Naturally, all sorts of adventures greet this slightly odd couple on the road, where they encounter such characters as a truck-driving poet, a waitress with the unlikely name of 66, and a lascivious man who lusted for Darly during an earlier phase of her checkered life. There's also a subplot about Darly's longing for a baby she abandoned years ago, which reveals a soft spot inside this otherwise tough-talking woman.

The basic situation of "Leaving Normal" clearly owes a lot to "Thelma and Louise," the female buddy-movie that made such an impression on audiences last year. "Thelma and Louise" was hardly an important film, but it had a certain energy and originality going for it.

"Leaving Normal" is too much of a clone to be called original, and its energy is intermittent. Everything in the picture seems calculated rather than spontaneous, from the timing of Darly's expletives to the extremity of Marianne's emotional breakdowns. This is a trademark of the film's director, Edward Zwick, whose television career (the popular "thirtysomething" was his brainchild) has taught him to strive for quick effects rather than lasting values. The same problem marred his earlier film, "Glory."

The stars do their best with the limited opportunities offered them by Edward Solomon's screenplay and Mr. Zwick's directing, and their performances are the best aspect of the movie. Meg Tilly shows a new maturity and intensity as the naive-yet-worldly Marianne, and Christine Lahti brings surprising dignity to Darly, a character saddled with more than her share of familiar mannerisms.

In my view, their efforts are no match for the movie's river of cliches and self-consciously "magical" twists, which have little logic and less charm.

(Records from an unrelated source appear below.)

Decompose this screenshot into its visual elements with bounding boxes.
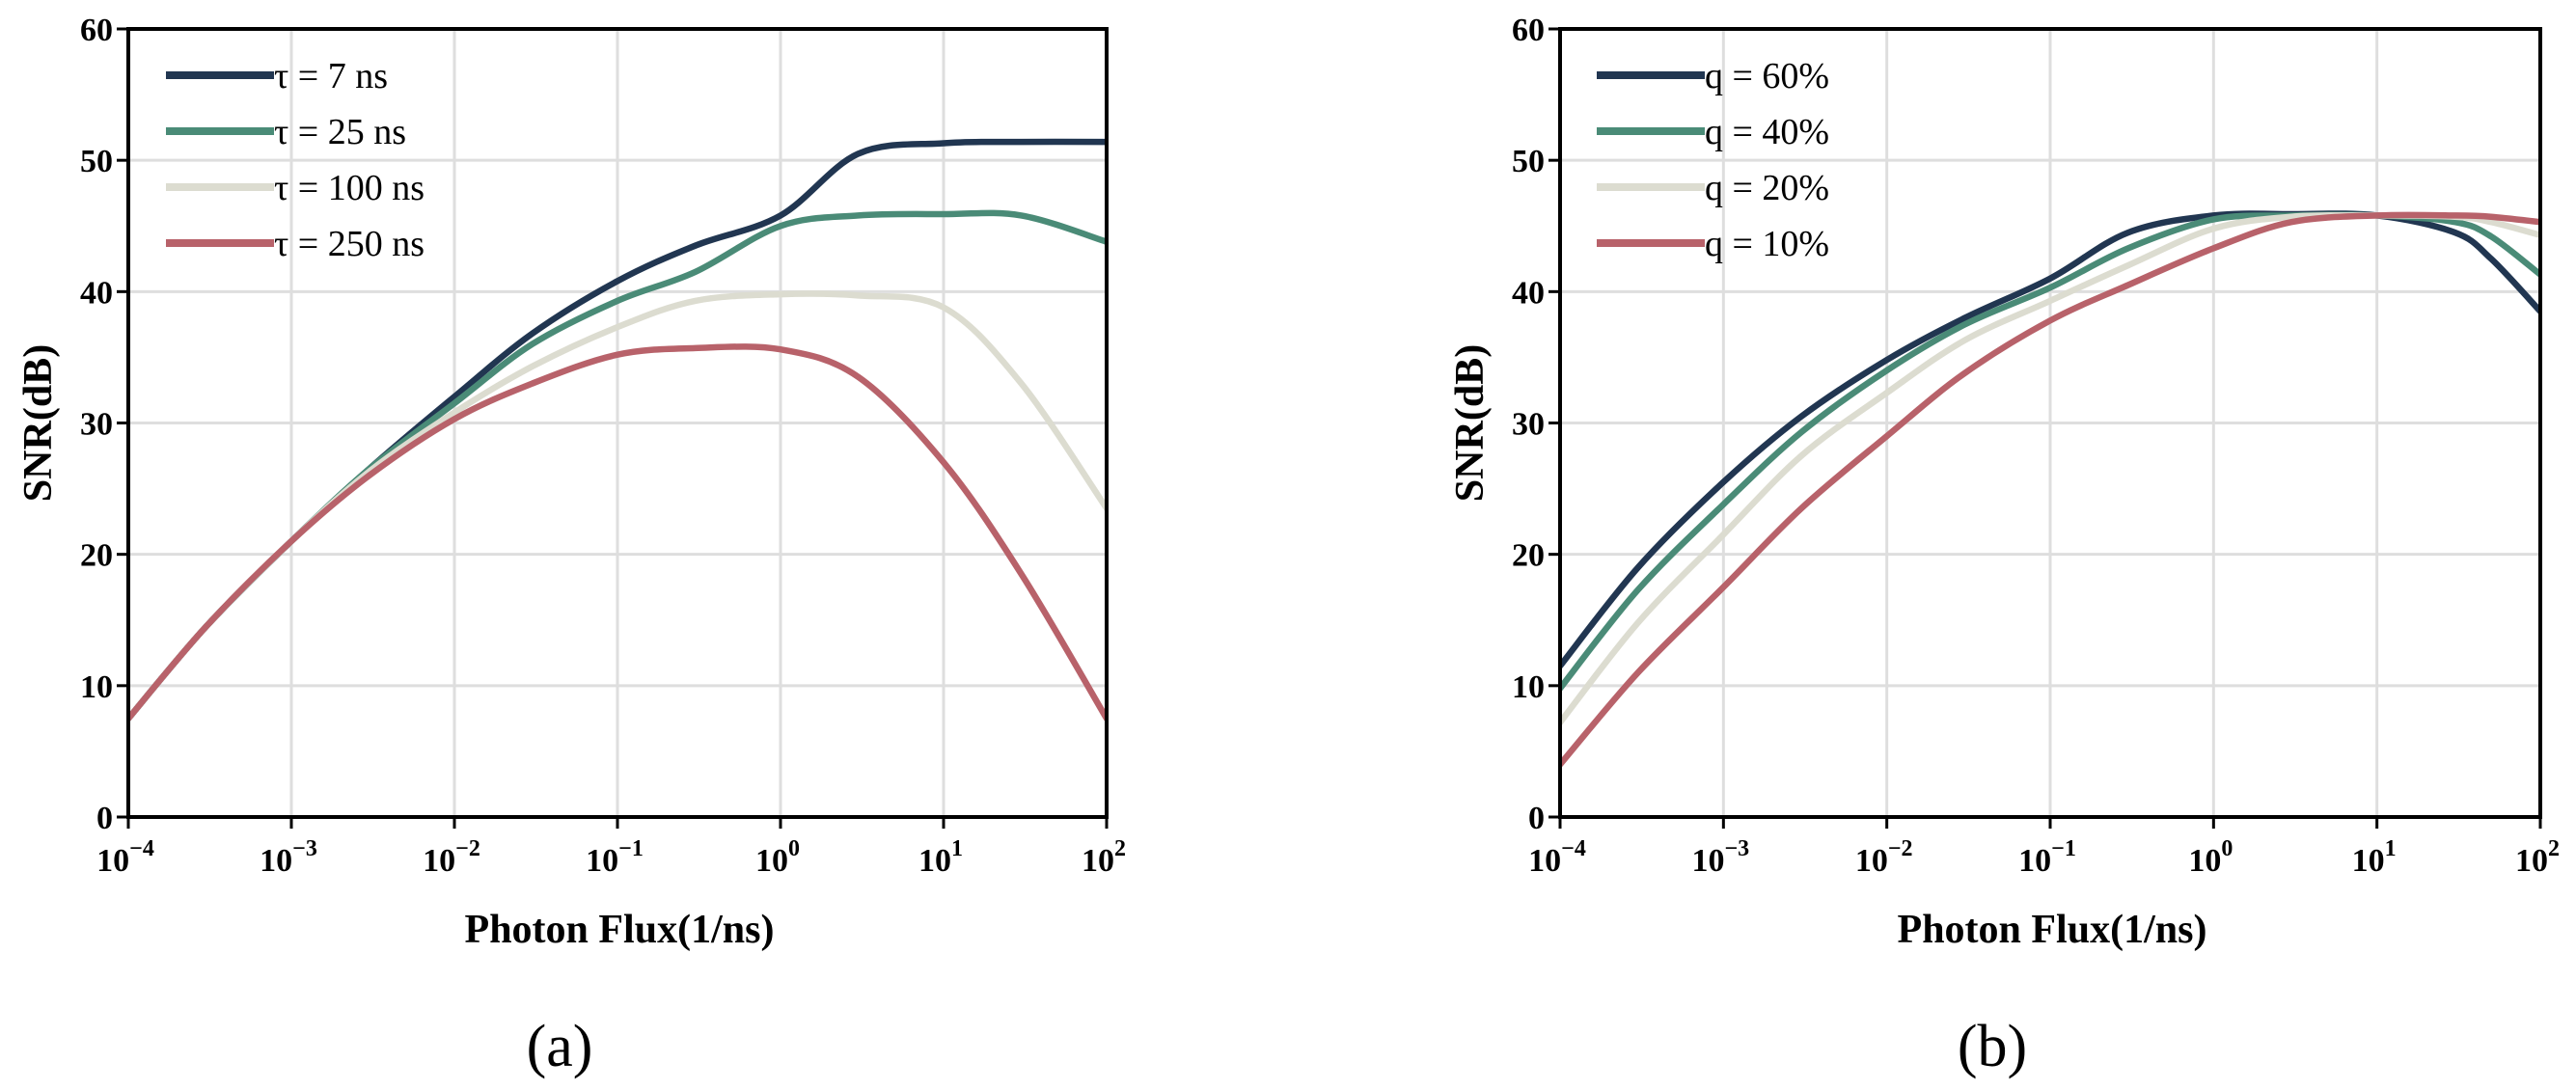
y-tick-label: 30 (1512, 407, 1545, 443)
series-lines (128, 138, 1107, 722)
x-tick-exponent: −3 (292, 836, 317, 861)
grid (128, 29, 1107, 817)
y-tick-label: 10 (80, 669, 113, 705)
x-tick-base: 10 (1082, 843, 1114, 879)
y-tick-label: 60 (80, 13, 113, 48)
x-tick-exponent: 0 (2221, 836, 2233, 861)
legend-item: τ = 100 ns (166, 168, 425, 208)
x-tick-label: 10−1 (586, 836, 644, 879)
x-tick-label: 10−3 (260, 836, 317, 879)
series-lines (1560, 210, 2540, 768)
x-tick-exponent: −2 (455, 836, 480, 861)
x-tick-exponent: 2 (1114, 836, 1126, 861)
x-tick-base: 10 (1528, 843, 1561, 879)
y-tick-label: 60 (1512, 13, 1545, 48)
x-tick-exponent: −2 (1888, 836, 1913, 861)
x-tick-base: 10 (1855, 843, 1888, 879)
x-tick-base: 10 (423, 843, 455, 879)
x-tick-exponent: 0 (788, 836, 800, 861)
x-tick-label: 100 (755, 836, 800, 879)
x-tick-exponent: 1 (2385, 836, 2397, 861)
x-tick-base: 10 (755, 843, 788, 879)
series-line-4 (1560, 211, 2540, 768)
x-tick-base: 10 (260, 843, 292, 879)
x-tick-label: 102 (1082, 836, 1126, 879)
x-tick-exponent: −1 (2051, 836, 2076, 861)
x-tick-base: 10 (2515, 843, 2548, 879)
x-tick-label: 101 (2352, 836, 2397, 879)
x-tick-exponent: −1 (618, 836, 644, 861)
legend-label: q = 60% (1705, 56, 1829, 96)
panel-caption: (a) (527, 1014, 593, 1079)
x-axis-label: Photon Flux(1/ns) (465, 908, 775, 952)
x-tick-label: 101 (918, 836, 963, 879)
x-tick-label: 100 (2188, 836, 2233, 879)
y-tick-label: 0 (1528, 801, 1545, 836)
x-tick-exponent: −4 (1561, 836, 1586, 861)
legend-label: q = 40% (1705, 112, 1829, 152)
x-tick-label: 10−3 (1691, 836, 1749, 879)
y-tick-label: 20 (1512, 538, 1545, 574)
legend-label: τ = 100 ns (274, 168, 425, 208)
x-tick-label: 10−2 (423, 836, 480, 879)
legend: τ = 7 ns τ = 25 ns τ = 100 ns τ = 250 ns (166, 56, 425, 264)
y-axis-label: SNR(dB) (16, 344, 61, 502)
legend-label: τ = 250 ns (274, 224, 425, 264)
x-tick-exponent: −4 (129, 836, 154, 861)
legend-item: τ = 250 ns (166, 224, 425, 264)
y-axis-label: SNR(dB) (1448, 344, 1493, 502)
x-tick-base: 10 (2018, 843, 2051, 879)
legend-label: q = 10% (1705, 224, 1829, 264)
y-tick-label: 40 (80, 275, 113, 311)
chart-panel-b: 10−4 10−3 10−2 10−1 100 101 1020102030405060Ph… (1448, 13, 2560, 1079)
y-tick-label: 30 (80, 407, 113, 443)
x-tick-base: 10 (586, 843, 618, 879)
y-tick-label: 50 (1512, 144, 1545, 179)
legend-item: τ = 7 ns (166, 56, 388, 96)
y-tick-label: 10 (1512, 669, 1545, 705)
x-tick-base: 10 (2352, 843, 2385, 879)
y-tick-label: 20 (80, 538, 113, 574)
x-tick-label: 102 (2515, 836, 2560, 879)
x-tick-label: 10−4 (96, 836, 154, 879)
series-line-4 (128, 343, 1107, 722)
x-tick-base: 10 (918, 843, 951, 879)
legend-label: τ = 7 ns (274, 56, 388, 96)
legend-item: q = 60% (1597, 56, 1829, 96)
y-tick-label: 0 (96, 801, 113, 836)
x-axis-label: Photon Flux(1/ns) (1898, 908, 2207, 952)
grid (1560, 29, 2540, 817)
legend-label: τ = 25 ns (274, 112, 406, 152)
x-tick-exponent: 2 (2548, 836, 2560, 861)
y-tick-label: 50 (80, 144, 113, 179)
legend-item: q = 10% (1597, 224, 1829, 264)
legend: q = 60% q = 40% q = 20% q = 10% (1597, 56, 1829, 264)
panel-caption: (b) (1958, 1014, 2027, 1079)
legend-label: q = 20% (1705, 168, 1829, 208)
x-tick-label: 10−1 (2018, 836, 2076, 879)
y-tick-label: 40 (1512, 275, 1545, 311)
x-tick-base: 10 (1691, 843, 1724, 879)
x-tick-label: 10−2 (1855, 836, 1913, 879)
x-tick-base: 10 (2188, 843, 2221, 879)
legend-item: q = 40% (1597, 112, 1829, 152)
x-tick-exponent: −3 (1724, 836, 1749, 861)
x-tick-exponent: 1 (951, 836, 963, 861)
x-tick-label: 10−4 (1528, 836, 1586, 879)
x-tick-base: 10 (96, 843, 129, 879)
legend-item: q = 20% (1597, 168, 1829, 208)
chart-panel-a: 10−4 10−3 10−2 10−1 100 101 1020102030405060Ph… (16, 13, 1126, 1079)
legend-item: τ = 25 ns (166, 112, 406, 152)
series-line-1 (1560, 210, 2540, 669)
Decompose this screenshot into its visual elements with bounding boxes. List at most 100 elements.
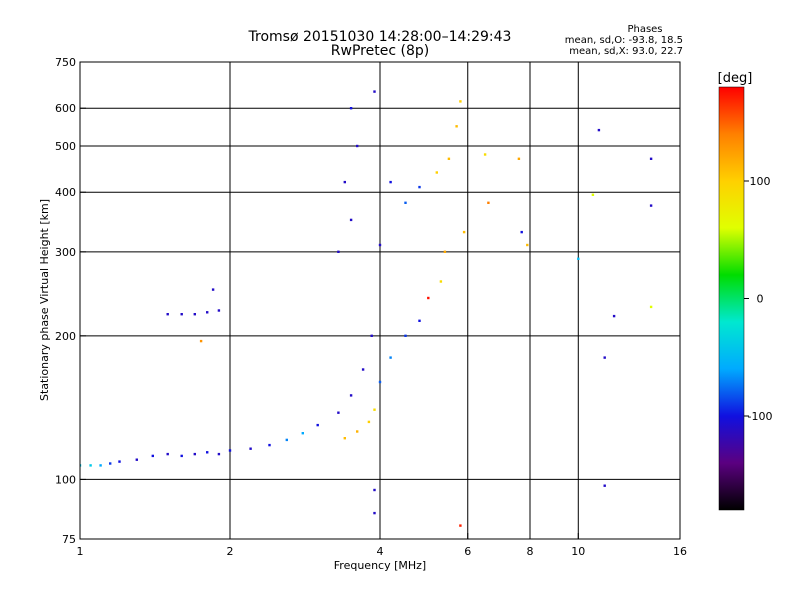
data-point [603,484,606,487]
data-point [459,100,462,103]
x-axis-ticks: 1 2 4 6 8 10 16 [77,533,687,558]
data-point [349,107,353,110]
colorbar-label: [deg] [718,71,753,86]
data-point [166,313,169,316]
data-point [373,488,376,492]
colorbar-gradient [718,86,745,511]
data-point [389,356,392,359]
x-tick-label: 4 [377,545,384,558]
data-point [217,452,221,456]
grid [80,62,680,539]
x-tick-label: 1 [77,545,84,558]
colorbar-tick-label: 100 [750,175,771,188]
data-point [228,449,232,452]
data-point [378,380,382,384]
data-point [349,394,353,397]
data-point [459,524,462,527]
data-point [370,334,373,337]
data-point [462,230,466,234]
y-tick-label: 200 [55,330,76,343]
data-point [166,452,169,456]
data-point [285,438,288,442]
data-point [367,420,371,424]
data-point [404,334,407,337]
x-axis-label: Frequency [MHz] [334,559,426,572]
y-tick-label: 100 [55,473,76,486]
data-points [80,90,653,527]
data-point [316,423,319,427]
data-point [447,157,451,160]
colorbar: [deg] 100 0 -100 [718,71,772,511]
data-point [135,458,138,461]
data-point [356,430,359,433]
data-point [349,218,353,222]
colorbar-ticks: 100 0 -100 [744,175,772,423]
y-tick-label: 300 [55,246,76,259]
data-point [343,437,346,440]
data-point [356,144,359,148]
data-point [193,452,196,456]
x-tick-label: 2 [227,545,234,558]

But then, I didn't like the female-buddy sentimentality of "Fried Green Tomatoes," either, and it's been winning the hearts of moviegoers for the past several months. If unabashed romance and wish-fulfillment are what you're hankering for, "Leaving Normal" might be just the ticket. For my taste, it's altogether too normal - measured, predictable, ordinary - to make for a very interesting time. Rated R.